Роман Семочкин молчал. Тогда спросил Иван Падерин:

— Скажи, а заместо кого ты своего Рахима ставить хочешь? Заместо Чубаря или заместо Зазыбы?

— Почему заместо Чубаря? — будто удивился Роман, — Колхоза при немцах не будет, следовательно, и должности такой не будет.

— Ага, значит, волостным? — подсказал Силка Хрупчик.

— И это еще неизвестно, — сказал Роман Семочкин. — Это как немцы сами скажут. Но могу об заклад биться, больше ни сельсовета, ни колхоза не будет!

— Много ты знаешь!

— А тут и знать нечего. Тут уже все ясно.

— Значит, у нас теперь будет командовать Рахим? — спросил Парфен Вершков.

— А чем он хуже Чубаря или Зазыбы? — уставился на Вершкова Роман.

— Так я не говорю. А если вдруг Денис возьмет да не захочет отдать Рахиму власть?

— Ну, об этом, допустим, спрашивать у него не будут.

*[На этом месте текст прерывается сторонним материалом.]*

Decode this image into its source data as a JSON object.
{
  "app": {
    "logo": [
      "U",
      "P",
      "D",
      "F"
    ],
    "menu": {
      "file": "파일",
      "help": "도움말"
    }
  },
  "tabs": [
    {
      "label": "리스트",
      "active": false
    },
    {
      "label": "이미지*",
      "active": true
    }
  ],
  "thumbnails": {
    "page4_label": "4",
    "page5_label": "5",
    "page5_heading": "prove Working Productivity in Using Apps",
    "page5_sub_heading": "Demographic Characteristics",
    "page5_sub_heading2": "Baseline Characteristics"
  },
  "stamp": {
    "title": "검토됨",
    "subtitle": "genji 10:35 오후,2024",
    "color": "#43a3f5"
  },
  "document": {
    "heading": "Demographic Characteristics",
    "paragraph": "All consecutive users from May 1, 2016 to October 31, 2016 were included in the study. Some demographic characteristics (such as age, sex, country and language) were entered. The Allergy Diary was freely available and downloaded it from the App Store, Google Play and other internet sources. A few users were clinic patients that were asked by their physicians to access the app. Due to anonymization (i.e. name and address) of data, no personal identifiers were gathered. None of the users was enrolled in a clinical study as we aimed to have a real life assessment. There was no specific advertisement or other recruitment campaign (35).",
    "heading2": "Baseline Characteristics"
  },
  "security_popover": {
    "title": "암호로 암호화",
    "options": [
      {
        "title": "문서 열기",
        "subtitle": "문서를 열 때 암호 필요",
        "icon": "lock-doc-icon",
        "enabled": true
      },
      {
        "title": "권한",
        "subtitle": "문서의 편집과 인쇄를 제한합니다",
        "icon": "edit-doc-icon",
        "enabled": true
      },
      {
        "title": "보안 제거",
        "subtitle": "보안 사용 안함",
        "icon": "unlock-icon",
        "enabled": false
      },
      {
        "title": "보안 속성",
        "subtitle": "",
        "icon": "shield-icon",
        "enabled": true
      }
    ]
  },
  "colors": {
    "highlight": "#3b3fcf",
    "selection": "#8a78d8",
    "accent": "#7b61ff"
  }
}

Теперь орден Зазыбин не играет.

Вершков взглянул на Зазыбу.

— Роман, видать, продумал все.

— Еще бы, — засмеялся Иван Падерин. — Времени ведь хватало, пока где-то на чердаке прятался!

— Вот только поздно, — сказал вдруг Парфен Вершков.

— И правда, никак поздно, — засуетился Силка Хрупчик. — Пора домой идти, а то мы что-то сегодня разболтались.

— Я не про это, — удержал его Парфен Вершков, — я полагаю, что Роман с Рахимом, наверное, уже опоздали. Браво-Животовский опередил их. Еще на рассвете в Бабиновичи пошел. Может, как раз с немцами договаривается там.

— Так и Браво-Животовский в Веремейках? — удивился Силка Хрупчик.

— А ты думал, один я? — обрадовался Роман.

— Ну-у-у, — развел руками Силка.

— Они с Романом с одного насеста слетели, — засмеялся Иван Падерин.

— Все мы тут, следовательно, с одного шестка, — возразил Роман Семочкин, — это, может, только Зазыба с другого.

— Однако ж Браво-Животовский! — как бы в восторге сказал Иван Падерин.

— Не надо было так долго сидеть Роману, — сказал тем временем Парфен Вершков. — Теперь не быть Рахиму начальником у нас. Все Браво-Животовскому немцы отдадут.

Между тем кто-то из подростков подсказал вдруг:

— А Животовщик не один в Бабиновичи пошел. Он к Миките Дранице заходил.

Мужики переглянулись.

— Правда, как это мы не подумали? — сказал Иван Падерин. — Сколько сидим, а Микиты Драницы нету. Этого ж еще не бывало с ним; Должно быть, подался-таки в Бабиновичи с Браво-Животовским. Ну-у-у, асессора отхватит! Новая власть не пожалеет! Хотя что я говорю, это ж, наверное, переводчиком при Браво-Животовском Микита пошел!

Все засмеялись. Микита знал много слов по-немецки, выучился у своего тестя, который был в германском плену в ту войну, «шпрехать» целыми предложениями и задавался в деревне этим, особенно перед школьным учителем немецкого языка.